Snowflake made a splash earlier this week when it priced its initial public offering at $120 a share — well above the expected range of $100 to $110. Shares skyrocketed 112% on their first trading.
Another small software tools developer, JFrog, also went public Wednesday and did well. Shares rose nearly 50% from their IPO price. Snowflake shares dropped 10% on Thursday, while JFrog held its ground.
Watch this space: Investors can’t seem to get enough of new tech names right now. The Renaissance IPO ETF, which tracks US companies that have recently listed, has leaped nearly 60% this year. The S&P 500, for its part, is up roughly 4%. Remember: The busy month for new listings is due to continue, with secretive data-analytics company Palantir and workplace app Asana on tap.
The TikTok Hallabaloo
A deal to keep TikTok running in the United States is inching forward, though it all rests on securing approval from Washington and Beijing.
US regulators have tentatively agreed to a deal with the video app’s Chinese parent company, ByteDance, and its potential American partner, Oracle, a person familiar with the matter told CNN Business.
Details, details: If the arrangement gets a formal green light, ByteDance would continue to be the majority shareholder in the short-form video app, my CNN Business colleagues Brian Fung and Selina Wang report. TikTok would establish its headquarters in the United States, while Oracle will host TikTok’s user data and review TikTok’s code for security.

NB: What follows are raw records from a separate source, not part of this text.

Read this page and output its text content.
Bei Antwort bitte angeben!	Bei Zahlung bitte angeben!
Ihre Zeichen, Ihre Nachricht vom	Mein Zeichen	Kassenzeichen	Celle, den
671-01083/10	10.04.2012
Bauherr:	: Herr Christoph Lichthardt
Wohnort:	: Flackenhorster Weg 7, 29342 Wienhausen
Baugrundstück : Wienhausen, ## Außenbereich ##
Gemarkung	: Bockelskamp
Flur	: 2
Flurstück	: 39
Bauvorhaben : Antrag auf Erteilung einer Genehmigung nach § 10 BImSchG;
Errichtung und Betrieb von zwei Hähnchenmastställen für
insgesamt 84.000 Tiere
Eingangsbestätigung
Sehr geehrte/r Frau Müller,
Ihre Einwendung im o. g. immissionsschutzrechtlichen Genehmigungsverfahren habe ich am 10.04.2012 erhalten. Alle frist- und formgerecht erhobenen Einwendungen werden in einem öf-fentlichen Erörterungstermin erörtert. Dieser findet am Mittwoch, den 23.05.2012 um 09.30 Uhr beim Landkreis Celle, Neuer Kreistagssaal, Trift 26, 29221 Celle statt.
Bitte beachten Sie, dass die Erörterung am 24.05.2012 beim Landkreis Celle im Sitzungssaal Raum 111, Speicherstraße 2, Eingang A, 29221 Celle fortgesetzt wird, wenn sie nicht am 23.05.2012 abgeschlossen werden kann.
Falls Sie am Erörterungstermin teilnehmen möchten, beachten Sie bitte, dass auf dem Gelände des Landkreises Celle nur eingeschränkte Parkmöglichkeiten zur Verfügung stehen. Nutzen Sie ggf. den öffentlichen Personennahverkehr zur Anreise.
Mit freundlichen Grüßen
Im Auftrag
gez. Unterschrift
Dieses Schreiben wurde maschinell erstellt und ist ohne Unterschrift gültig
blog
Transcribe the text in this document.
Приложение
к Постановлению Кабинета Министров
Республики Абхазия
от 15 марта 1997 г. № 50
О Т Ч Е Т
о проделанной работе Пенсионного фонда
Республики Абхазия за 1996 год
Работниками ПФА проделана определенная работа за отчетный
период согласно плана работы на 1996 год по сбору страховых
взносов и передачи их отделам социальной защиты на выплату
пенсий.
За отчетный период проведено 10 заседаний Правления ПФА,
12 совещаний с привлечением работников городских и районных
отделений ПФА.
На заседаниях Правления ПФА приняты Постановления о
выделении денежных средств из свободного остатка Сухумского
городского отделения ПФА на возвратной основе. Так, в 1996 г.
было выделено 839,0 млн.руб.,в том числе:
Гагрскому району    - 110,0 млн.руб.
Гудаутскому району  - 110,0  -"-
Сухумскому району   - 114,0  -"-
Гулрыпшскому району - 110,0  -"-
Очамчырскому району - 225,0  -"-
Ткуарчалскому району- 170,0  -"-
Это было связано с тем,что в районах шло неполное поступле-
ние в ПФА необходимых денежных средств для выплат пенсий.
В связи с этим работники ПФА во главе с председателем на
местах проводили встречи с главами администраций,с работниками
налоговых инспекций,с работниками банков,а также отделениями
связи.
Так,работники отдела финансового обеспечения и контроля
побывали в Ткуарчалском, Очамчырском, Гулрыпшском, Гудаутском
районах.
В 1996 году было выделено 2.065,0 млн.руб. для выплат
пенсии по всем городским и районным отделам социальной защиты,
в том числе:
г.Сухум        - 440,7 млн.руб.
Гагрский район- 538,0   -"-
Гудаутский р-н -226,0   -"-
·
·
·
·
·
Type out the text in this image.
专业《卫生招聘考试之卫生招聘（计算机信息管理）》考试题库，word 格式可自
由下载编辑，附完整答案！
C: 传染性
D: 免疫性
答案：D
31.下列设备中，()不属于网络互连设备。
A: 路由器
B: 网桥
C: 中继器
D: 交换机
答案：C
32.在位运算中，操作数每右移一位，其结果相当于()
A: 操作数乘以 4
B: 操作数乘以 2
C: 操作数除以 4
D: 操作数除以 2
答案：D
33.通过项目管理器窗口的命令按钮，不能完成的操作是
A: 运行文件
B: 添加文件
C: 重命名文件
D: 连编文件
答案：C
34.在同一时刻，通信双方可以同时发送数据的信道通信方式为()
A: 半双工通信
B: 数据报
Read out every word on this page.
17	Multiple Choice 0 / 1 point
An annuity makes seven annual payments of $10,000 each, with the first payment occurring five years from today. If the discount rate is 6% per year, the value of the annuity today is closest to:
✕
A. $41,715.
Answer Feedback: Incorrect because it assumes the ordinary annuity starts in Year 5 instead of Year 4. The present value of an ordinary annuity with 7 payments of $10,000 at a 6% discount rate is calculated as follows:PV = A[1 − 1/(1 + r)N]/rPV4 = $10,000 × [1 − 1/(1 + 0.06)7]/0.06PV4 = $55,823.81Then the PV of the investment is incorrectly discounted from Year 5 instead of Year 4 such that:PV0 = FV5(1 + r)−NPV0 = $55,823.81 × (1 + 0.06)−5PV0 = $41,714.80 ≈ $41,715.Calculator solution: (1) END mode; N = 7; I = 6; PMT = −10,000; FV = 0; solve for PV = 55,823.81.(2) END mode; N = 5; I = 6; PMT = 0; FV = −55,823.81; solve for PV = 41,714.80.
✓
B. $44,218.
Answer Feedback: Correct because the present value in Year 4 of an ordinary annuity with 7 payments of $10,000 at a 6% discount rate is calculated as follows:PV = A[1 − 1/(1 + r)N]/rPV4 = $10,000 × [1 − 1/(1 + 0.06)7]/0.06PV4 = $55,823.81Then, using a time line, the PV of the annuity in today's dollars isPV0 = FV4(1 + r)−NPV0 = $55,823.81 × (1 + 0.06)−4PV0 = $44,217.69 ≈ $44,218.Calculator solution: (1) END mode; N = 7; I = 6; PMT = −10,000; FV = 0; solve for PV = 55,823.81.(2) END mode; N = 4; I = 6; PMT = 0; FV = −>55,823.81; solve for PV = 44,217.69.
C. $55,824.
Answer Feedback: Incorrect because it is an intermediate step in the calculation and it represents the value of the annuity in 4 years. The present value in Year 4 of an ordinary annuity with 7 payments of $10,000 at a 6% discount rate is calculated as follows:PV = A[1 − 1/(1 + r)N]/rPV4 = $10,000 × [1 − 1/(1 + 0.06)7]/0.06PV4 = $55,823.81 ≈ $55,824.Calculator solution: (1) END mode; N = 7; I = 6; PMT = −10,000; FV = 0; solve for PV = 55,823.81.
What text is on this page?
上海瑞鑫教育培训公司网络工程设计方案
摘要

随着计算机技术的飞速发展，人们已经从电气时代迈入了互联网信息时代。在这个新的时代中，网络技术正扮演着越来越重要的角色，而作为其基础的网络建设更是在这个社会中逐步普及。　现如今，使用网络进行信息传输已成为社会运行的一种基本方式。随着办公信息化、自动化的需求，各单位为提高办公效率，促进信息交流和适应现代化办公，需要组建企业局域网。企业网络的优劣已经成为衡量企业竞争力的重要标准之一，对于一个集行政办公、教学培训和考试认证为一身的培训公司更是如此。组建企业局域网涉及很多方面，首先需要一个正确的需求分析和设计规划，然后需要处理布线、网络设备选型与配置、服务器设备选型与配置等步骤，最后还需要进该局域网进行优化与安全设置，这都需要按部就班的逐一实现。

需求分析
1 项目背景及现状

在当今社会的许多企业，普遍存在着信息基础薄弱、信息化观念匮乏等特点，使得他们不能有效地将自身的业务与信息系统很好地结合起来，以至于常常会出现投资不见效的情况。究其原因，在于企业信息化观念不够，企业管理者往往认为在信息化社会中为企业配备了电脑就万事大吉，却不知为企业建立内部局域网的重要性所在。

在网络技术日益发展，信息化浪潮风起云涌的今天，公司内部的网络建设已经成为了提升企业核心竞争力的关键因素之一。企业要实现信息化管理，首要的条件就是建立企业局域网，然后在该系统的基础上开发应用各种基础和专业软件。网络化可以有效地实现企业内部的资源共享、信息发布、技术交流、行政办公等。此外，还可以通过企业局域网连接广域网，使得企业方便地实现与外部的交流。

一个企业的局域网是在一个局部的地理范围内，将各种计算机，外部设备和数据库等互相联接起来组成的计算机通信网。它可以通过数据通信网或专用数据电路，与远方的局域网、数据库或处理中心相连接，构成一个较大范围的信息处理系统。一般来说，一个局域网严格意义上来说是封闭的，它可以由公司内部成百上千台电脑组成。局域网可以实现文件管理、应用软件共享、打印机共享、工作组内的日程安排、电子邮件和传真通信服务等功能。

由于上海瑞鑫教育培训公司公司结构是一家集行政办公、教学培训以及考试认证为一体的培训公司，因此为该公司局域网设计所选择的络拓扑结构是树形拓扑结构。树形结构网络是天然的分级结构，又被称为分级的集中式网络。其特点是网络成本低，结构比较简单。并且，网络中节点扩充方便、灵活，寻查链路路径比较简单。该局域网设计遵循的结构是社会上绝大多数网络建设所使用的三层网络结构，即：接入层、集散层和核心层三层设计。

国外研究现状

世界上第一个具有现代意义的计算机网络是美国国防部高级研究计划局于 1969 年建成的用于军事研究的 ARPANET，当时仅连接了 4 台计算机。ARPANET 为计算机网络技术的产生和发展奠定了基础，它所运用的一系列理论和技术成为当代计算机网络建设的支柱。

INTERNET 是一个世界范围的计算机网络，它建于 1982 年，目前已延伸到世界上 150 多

Under the proposal, the US government would approve members of TikTok’s board, and the company would plan to file for an initial public offering on a US stock exchange in about 12 months, the person said. But plenty of uncertainty remains — which means it’s a good moment to take a step back.
How did we get here?
The frenzy kicked off in early August when Trump signed an executive order that would effectively ban TikTok in the United States unless ByteDance could find an American owner for its US operations by Sept. 20.
The Trump administration expressed concerns that the hugely popular app could be used as a spying tool by Beijing. TikTok has denied those allegations. The company has said its data centers are located entirely outside of China and that none of that data is subject to Chinese law.
The Oracle announcement came days before the executive order was due to take effect. Some experts think the proposed deal could be helped along by Trump’s ties to co-founder Larry Ellison, a supporter of the president. CEO Safra Katz has also donated to Trump’s reelection bid.
Why does it matter?
The fight over TikTok is bigger than who owns an app popular with Generation Z. It’s also about the future of US-China relations, and the murky new rules businesses are forced to navigate as tensions between the world’s two biggest economies ramp up.